В тени высоких деревьев собралось больше ста человек поэтов. Среди них были и крупные чиновники, и бедные студенты, и немало представителей разных профессий — медники, портные, мастера по шитью кошельков, гончары, вроде уважаемого Тахири. Тут были великие самохвалы, ни во что не ставившие даже таких знаменитых поэтов, как Низами или Фирдоуси. Были и рифмоплеты, вроде Самии, который с удивительной быстротой и легкостью сочинял тысячу стихов в день да еще успевал их красиво переписать. Были поэты, у которых от слишком усиленного чтения зашел ум за разум, или люди, вроде почтенного Мухаммеда, расстроившие свое здоровье чрезмерным пьянством и скитавшиеся по улицам босиком, с непокрытой головой.
На таких собраниях поэты читали и обсуждали касыды, газели, муамма. Некоторые, счастливцы удостаивались высоких похвал, другие позорно проваливались.

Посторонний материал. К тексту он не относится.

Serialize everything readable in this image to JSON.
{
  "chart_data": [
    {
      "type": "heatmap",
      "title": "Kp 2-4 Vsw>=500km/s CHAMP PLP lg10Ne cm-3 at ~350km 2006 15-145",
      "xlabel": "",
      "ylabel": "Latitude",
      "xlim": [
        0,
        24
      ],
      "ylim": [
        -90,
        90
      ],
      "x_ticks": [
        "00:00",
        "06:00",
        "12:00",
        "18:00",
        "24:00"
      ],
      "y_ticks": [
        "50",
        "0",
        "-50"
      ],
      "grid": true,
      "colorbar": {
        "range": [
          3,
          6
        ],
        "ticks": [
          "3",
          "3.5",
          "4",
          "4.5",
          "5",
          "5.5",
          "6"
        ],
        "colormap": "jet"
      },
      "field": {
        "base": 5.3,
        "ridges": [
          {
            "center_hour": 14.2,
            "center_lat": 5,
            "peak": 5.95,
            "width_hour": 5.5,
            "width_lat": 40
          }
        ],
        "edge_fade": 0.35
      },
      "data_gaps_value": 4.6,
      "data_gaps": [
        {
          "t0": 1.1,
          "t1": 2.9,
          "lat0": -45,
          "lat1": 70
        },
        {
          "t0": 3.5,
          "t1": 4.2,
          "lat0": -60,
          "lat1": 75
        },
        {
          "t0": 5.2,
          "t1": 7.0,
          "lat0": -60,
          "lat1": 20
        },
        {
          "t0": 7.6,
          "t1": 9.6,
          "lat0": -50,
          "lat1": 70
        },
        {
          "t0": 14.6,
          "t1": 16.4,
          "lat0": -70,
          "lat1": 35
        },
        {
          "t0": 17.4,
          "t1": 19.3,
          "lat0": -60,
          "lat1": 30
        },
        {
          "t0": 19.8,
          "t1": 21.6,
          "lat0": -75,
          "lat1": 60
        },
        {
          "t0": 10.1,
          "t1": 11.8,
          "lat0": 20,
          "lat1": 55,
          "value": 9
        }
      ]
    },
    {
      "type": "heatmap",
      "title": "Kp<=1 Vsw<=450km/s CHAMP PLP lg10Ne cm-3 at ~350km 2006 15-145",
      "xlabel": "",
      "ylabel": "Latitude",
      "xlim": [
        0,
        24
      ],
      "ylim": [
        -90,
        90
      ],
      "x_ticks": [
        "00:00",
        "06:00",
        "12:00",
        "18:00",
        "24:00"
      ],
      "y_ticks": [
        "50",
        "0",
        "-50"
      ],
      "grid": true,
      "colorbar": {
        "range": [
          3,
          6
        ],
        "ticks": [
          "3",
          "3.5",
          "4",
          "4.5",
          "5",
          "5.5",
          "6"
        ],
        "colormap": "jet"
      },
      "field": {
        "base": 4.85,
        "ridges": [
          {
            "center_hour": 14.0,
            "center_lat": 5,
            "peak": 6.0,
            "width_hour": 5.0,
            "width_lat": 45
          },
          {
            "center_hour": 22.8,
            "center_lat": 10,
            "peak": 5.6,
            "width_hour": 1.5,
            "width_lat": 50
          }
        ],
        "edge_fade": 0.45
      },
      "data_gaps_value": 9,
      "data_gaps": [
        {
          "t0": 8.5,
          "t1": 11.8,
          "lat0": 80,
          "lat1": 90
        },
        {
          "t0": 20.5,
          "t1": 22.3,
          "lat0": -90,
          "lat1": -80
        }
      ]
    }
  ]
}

Здесь друзья расхваливали друзей, враги не жалели яда, высмеивая друг друга. Здесь поэты подносили друг другу газели или даже целые диваны. Хорошая газель, искусно составленное муамма, строка, заключавшая в себе новый образ или мысль, переходили из рук в руки, заучивались наизусть, переписывались и прятались в складки чалмы.
Поэты, уверенные, что их произведения понравятся Навои, читали смело, с нескрываемой гордостью, отчеканивая ритм стихов. Большинство газелей, словно поддельные драгоценности, ослепляли внешним блеском.
Так много поэтов, но если бы хоть один саз зазвучал на родном языке! Жемчуга и перлы, нанизанные на нить стихов, казались Навои дешевыми, как стеклянные бусы, их блеск — холодным, как змеиная кожа.
«Стоило им немного потрудиться, и сколько они нашли бы в своем родном языке драгоценных жемчужин слова», — думал Навои.
Желая узнать мнение Алишера, некоторые поэты скромно подносили ему газели, точно ученики, предлагающие учителю первый опыт своего пера. Навои внимательно читал. В стихах он больше всего ценил оригинальные и глубокие мысли, оригинальные образы. Однако в том, что он теперь читал и слышал, меньше всего уделялось внимания именно этому. В одной газели Навои указал ошибку в рифме. Поэты тотчас же согласились с ним. В другой газели он отметил неестественность сравнения. Однако это замечание показалось другим не совсем справедливым. Некоторые даже нашли сравнение весьма красочным, блестящим. Навои отодвинулся в тень, подальше от лучей ослепительного солнца, и попросил подать калам и чернила. Собравшиеся с глубоким интересом устремили на него глаза. Внимательный наблюдатель мог бы заметить на лицах некоторых особенно самодовольных поэтов признаки иронии. Навои, обмакнув калам в чернильницу, пробежал им по бумаге и протянул газель автору. Поэт сначала прочитал газель про себя, потом обвел присутствующих быстрым взглядом и продекламировал ее вслух. Держа бумагу в протянутой руке, он взволнованно обратился к Навои:
— Я нахожу, — что мое сравнение можно уподобить почке. Вы, господин, своим дыханием, подобным весеннему ветерку, превратили почку в бутон и наполнили чашечку этой розы красками и светом.
Бумага переходила из рук в руки.
— А ну-ка, кто может что-нибудь возразить, — сказал престарелый поэт, сидевший на дальнем конце супы. Он близко поднес листок к глазам, потом передал его молодому человеку, сидевшему с ним рядом и слегка наклонившись к нему, промолвил:
— Алишер Навои одним росчерком своего волшебного калама создает из точки живые глаза.
— В то время, когда многие другие не могут высечь искру из камня, этот пишущий по-тюркски поэт добывает изо льда пламя, — вежливо ответил молодой человек.
Внезапно из дальней аллеи, где сидела веселая, подвыпившая компания, полились звуки музыки.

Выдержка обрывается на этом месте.